Texaco Inc., the nation's third-largest oil company, said that earnings rose 28.1% in the third quarter as profits rebounded from the sale of gasoline and other refined petroleum products.
Standard Oil Co. (Ohio), which is 55% owned by British Petroleum PLC, said its third-quarter earnings slipped 3.6% because of increased taxes. Pennzoil said profit tumbled 24.8% from a year earlier because of lower prices for oil and natural gas.
Texaco was one of the few large oil companies to post a gain in the third quarter, although most of the industry reported a brisk improvement in the refining and marketing business.
For most other leading oil companies, however, falling world crude oil prices and the expenses associated with the restructuring of the oil industry wiped out refining gains.
Texaco reported a profit of $301 million in the third quarter, against $235 million a year earlier.
The gain came despite a 7.4% drop in revenue that resulted from falling crude oil prices. Revenue slipped to $11.3 billion from $12.2 billion a year earlier.
Sohio said its profit in the third quarter fell to $346 million from $359 million a year earlier.
Earnings per share did not fall as much as net income as a result of a stock buy-back program that reduced the number of shares outstanding.
Revenue climbed 19.1% to $3.44 billion from $2.89 billion.
Alton W. Whitehouse, Sohio's chairman, said that operating income actually rose 7% in the third quarter but that net income fell because the company increased its provision for income taxes by 20%.
"This (tax provision) increase resulted from higher pretax income and lower investment tax credits than originally expected," he said.
Whitehouse said the improvement in operating earnings came from higher sales volumes of Alaskan crude oil and improved refining and marketing results.
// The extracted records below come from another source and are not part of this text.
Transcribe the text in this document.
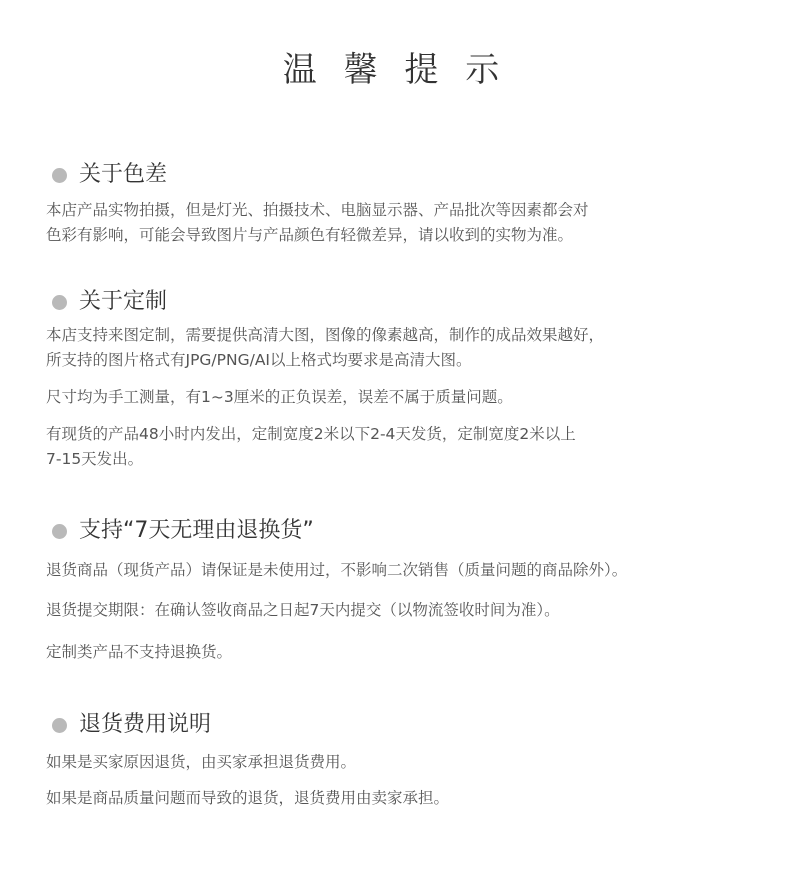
温 馨 提 示
关于色差
本店产品实物拍摄，但是灯光、拍摄技术、电脑显示器、产品批次等因素都会对
色彩有影响，可能会导致图片与产品颜色有轻微差异，请以收到的实物为准。
关于定制
本店支持来图定制，需要提供高清大图，图像的像素越高，制作的成品效果越好，
所支持的图片格式有JPG/PNG/AI以上格式均要求是高清大图。
尺寸均为手工测量，有1~3厘米的正负误差，误差不属于质量问题。
有现货的产品48小时内发出，定制宽度2米以下2-4天发货，定制宽度2米以上
7-15天发出。
支持“7天无理由退换货”
退货商品（现货产品）请保证是未使用过，不影响二次销售（质量问题的商品除外）。
退货提交期限：在确认签收商品之日起7天内提交（以物流签收时间为准）。
定制类产品不支持退换货。
退货费用说明
如果是买家原因退货，由买家承担退货费用。
如果是商品质量问题而导致的退货，退货费用由卖家承担。
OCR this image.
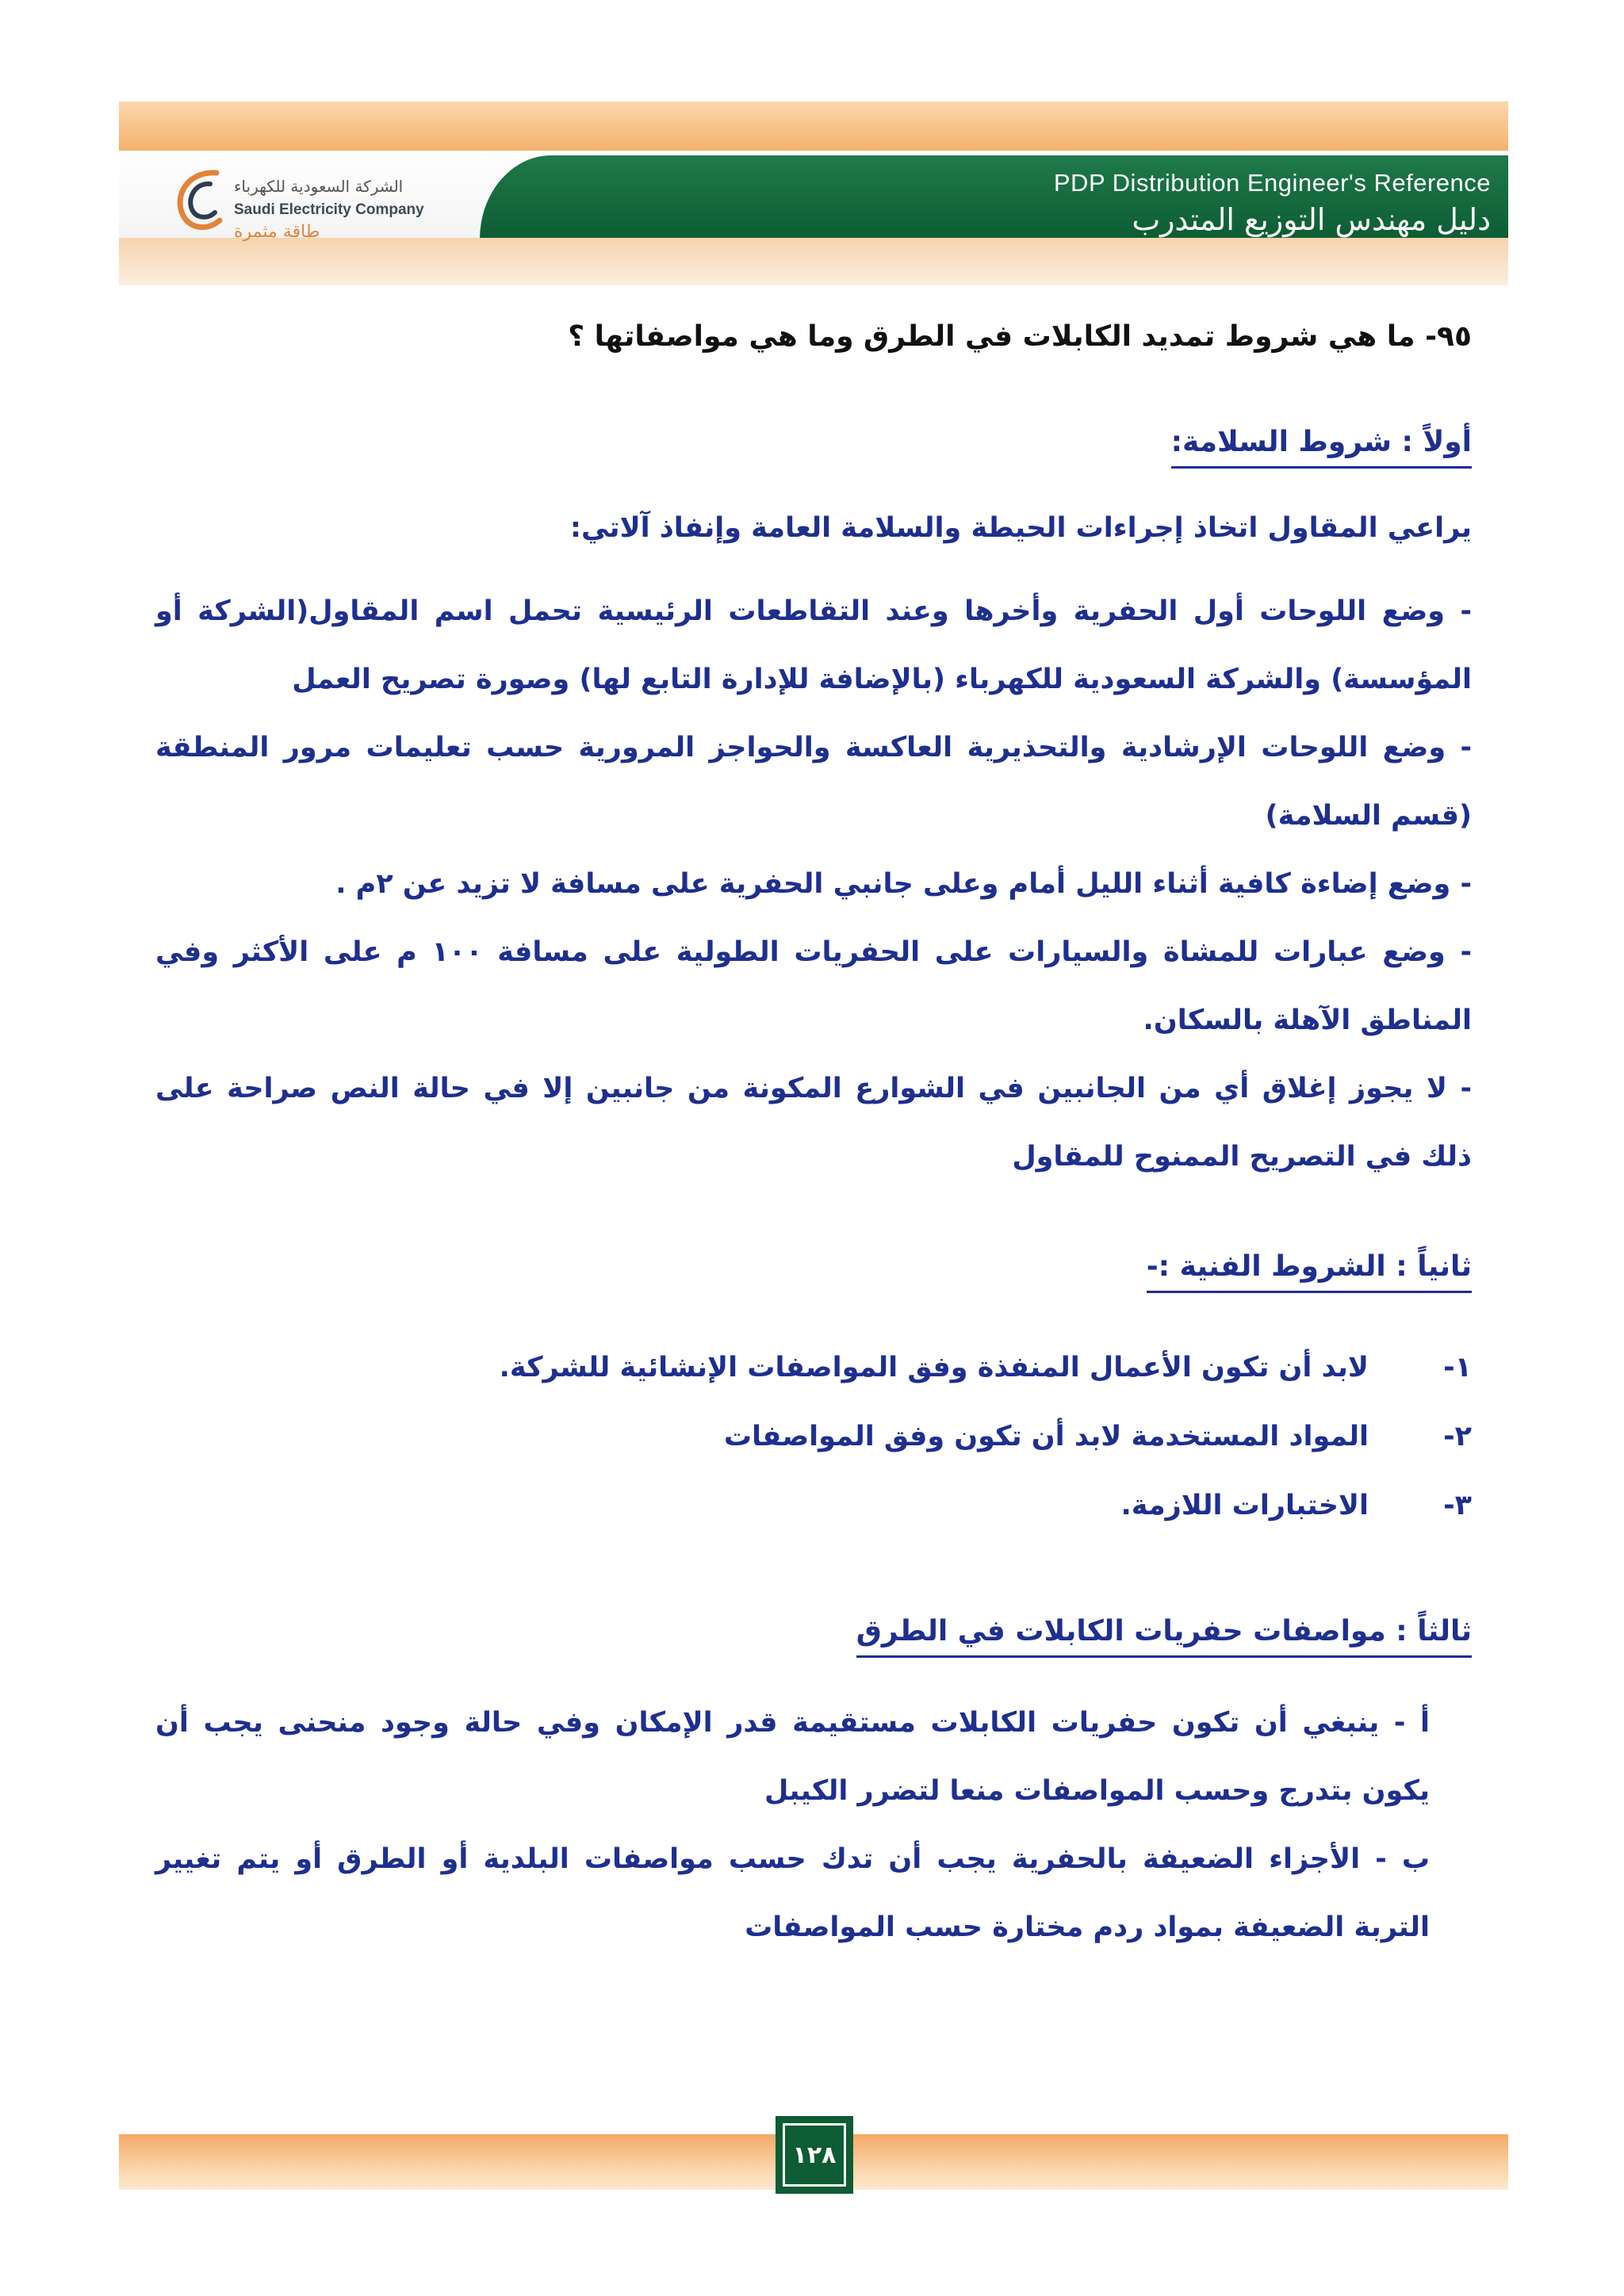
PDP Distribution Engineer's Reference
دليل مهندس التوزيع المتدرب
الشركة السعودية للكهرباء
Saudi Electricity Company
طاقة مثمرة
٩٥- ما هي شروط تمديد الكابلات في الطرق وما هي مواصفاتها ؟
أولاً : شروط السلامة:
يراعي المقاول اتخاذ إجراءات الحيطة والسلامة العامة وإنفاذ آلاتي:
- وضع اللوحات أول الحفرية وأخرها وعند التقاطعات الرئيسية تحمل اسم المقاول(الشركة أو المؤسسة) والشركة السعودية للكهرباء (بالإضافة للإدارة التابع لها) وصورة تصريح العمل
- وضع اللوحات الإرشادية والتحذيرية العاكسة والحواجز المرورية حسب تعليمات مرور المنطقة (قسم السلامة)
- وضع إضاءة كافية أثناء الليل أمام وعلى جانبي الحفرية على مسافة لا تزيد عن ٢م .
- وضع عبارات للمشاة والسيارات على الحفريات الطولية على مسافة ١٠٠ م على الأكثر وفي المناطق الآهلة بالسكان.
- لا يجوز إغلاق أي من الجانبين في الشوارع المكونة من جانبين إلا في حالة النص صراحة على ذلك في التصريح الممنوح للمقاول
ثانياً : الشروط الفنية :-
١-
لابد أن تكون الأعمال المنفذة وفق المواصفات الإنشائية للشركة.
٢-
المواد المستخدمة لابد أن تكون وفق المواصفات
٣-
الاختبارات اللازمة.
ثالثاً : مواصفات حفريات الكابلات في الطرق
أ - ينبغي أن تكون حفريات الكابلات مستقيمة قدر الإمكان وفي حالة وجود منحنى يجب أن يكون بتدرج وحسب المواصفات منعا لتضرر الكيبل
ب - الأجزاء الضعيفة بالحفرية يجب أن تدك حسب مواصفات البلدية أو الطرق أو يتم تغيير التربة الضعيفة بمواد ردم مختارة حسب المواصفات
١٢٨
Those were offset by higher exploration expenses for oil and gas and lower performance in Sohio's coal business.
Pennzoil said profit in the third quarter fell to $44.4 million from $59.0 million. Revenue slipped 5.8% to $564.0 million from $598.7 million.
J. Hugh Liedtke, Pennzoil's chairman, said substantial gains from refining and marketing were offset by lower prices for oil and natural gas and reduced production.